TEHRAN, Jul. 18 (MNA) – Iran's foreign minister attended a meeting of Council on Foreign Relations Tuesday addressing regional issues.

Mohammad Javad Zarif discussed current developments in the Middle East in a meeting presided by Richard N. Haass, the President of the Council on Foreign Relations.

"We see foreign interventions that play a big role in the anger and dissatisfaction that leads to extremism," Zarif said in an explanation of the cause of continued instability in the Middle East.

He added that US war in Iraq had some consequences, one of which was the spread of extremism in the region.

Zarif noted that US has followed the policy of system change in Iran since the Islamic Revolution, adding it has not learned from the past.

In response to a question by President of the Council on Foreign Relations Richard Haass on the instability of Middle East region, comparing to Asia, Europe, Latin America and Africa, Zarif blamed both "foreign intervention" and the failure of Arab governments to provide their people with their "basic needs," as the key reasons for all the anger and frustration that has led to the rise of extremism in the Middle East. 

He asserted that Iranian nation lined up for ten hours to vote, and in Los Angeles they lined up for four hours to vote in the recent presidential election as this was their avenue to express themselves, which does not exist in other countries of the region.

Zarif also called the current fighting in Yemen the "worst humanitarian nightmare you can think of" and said he hoped it would not escalate into full-scale war between Iran and Saudi Arabia. 

"We certainly hope that if we don't agree with each other about the situation in Yemen or about the situation in Syria we can still work with each other in order to bring those situations to an end," Zarif said at the Council on Foreign Relations in New York City. 

The top official also shunned reports that Iran effectively controlled Iraq after the US-led invasion, instead mandating that his government is against the presence of foreign militaries anywhere in the region; “when ISIL terrorist network was close to encroaching the semi-autonomous Kurdish region in Iraq in 2014, its president, Masoud Barzani, made three calls for help, to the US, Turkey and Iran, and it was Iran who came to their assistance in just two hours with advisors and planes of weaponry.

The minister additionally indicated that Israel is not Iran's immediate concern, but expressed dismay over the continued "repression of the Palestinian people" and denied the claims that Iran was developing missiles to carry nuclear warheads, which is prohibited under the reigning nuclear deal. 

"We need them to make sure that another Saddam Hussein around the corner will not come and hit us again," he said, reiterating several times that Iran is committed to never producing nuclear weapons even after the deal expires in just over ten years.

Zarif also expressed his serious skepticism that the Syrian President Bashar al-Assad had used chemical weapons in the country's northwestern rebel-held town of Khan Sheikhoun in April this year; "I have serious doubts... And no one has a red-line (on the use of chemical weapons more than Iran.

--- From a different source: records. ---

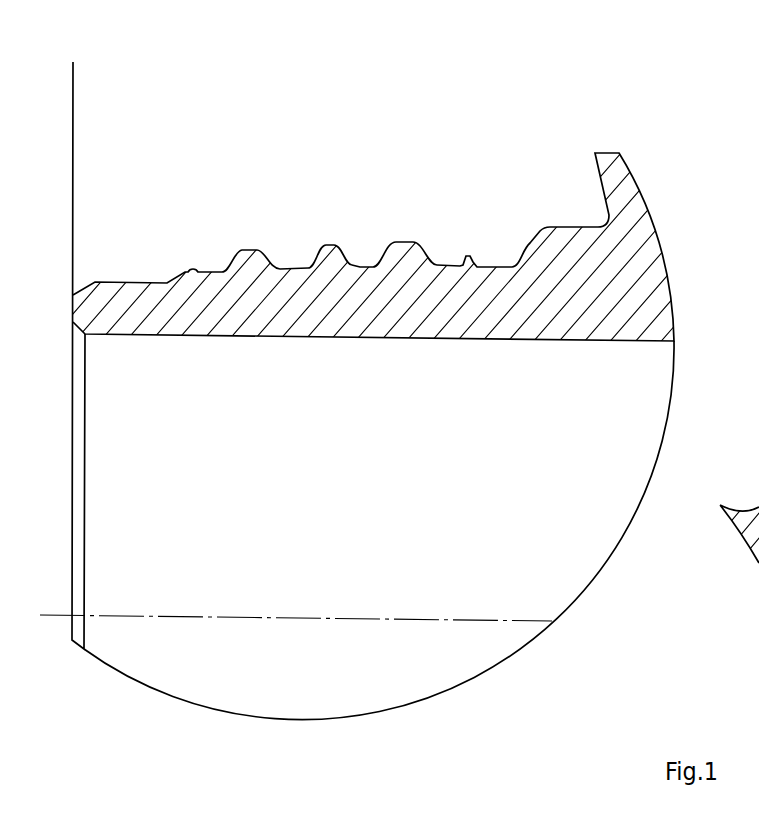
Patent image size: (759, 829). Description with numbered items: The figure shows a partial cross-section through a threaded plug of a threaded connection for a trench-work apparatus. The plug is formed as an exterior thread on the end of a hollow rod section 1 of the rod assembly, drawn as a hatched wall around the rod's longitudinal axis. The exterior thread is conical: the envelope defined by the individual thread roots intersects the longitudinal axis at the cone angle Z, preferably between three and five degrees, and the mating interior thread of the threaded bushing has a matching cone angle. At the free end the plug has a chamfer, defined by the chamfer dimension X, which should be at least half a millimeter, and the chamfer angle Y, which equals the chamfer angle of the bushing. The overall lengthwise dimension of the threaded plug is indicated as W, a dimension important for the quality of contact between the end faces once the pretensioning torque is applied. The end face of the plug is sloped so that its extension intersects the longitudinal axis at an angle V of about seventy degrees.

The section of the rod assembly 1 is at (636, 228).
The lengthwise dimension of the threaded plug W is at (594, 227).
The chamfer dimension of the threaded plug X is at (185, 272).
The chamfer angle Y is at (190, 277).
The cone angle Z is at (150, 279).
The end face angle V is at (574, 116).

When we were victims, nobody cared," he said, referencing the Iran-Iraq war in which Iraq's dictator Saddam Hussein dropped an array of chemical concoctions on Iranian combatants and non-combatants in the 1980s.

Iran’s FM Zarif and his accompanying delegation left Tehran for New York on Thursday to take part in the UN meeting of the high-level political forum. Zarif is scheduled to hold talks with a number of officials and prominent figures participating in the international event.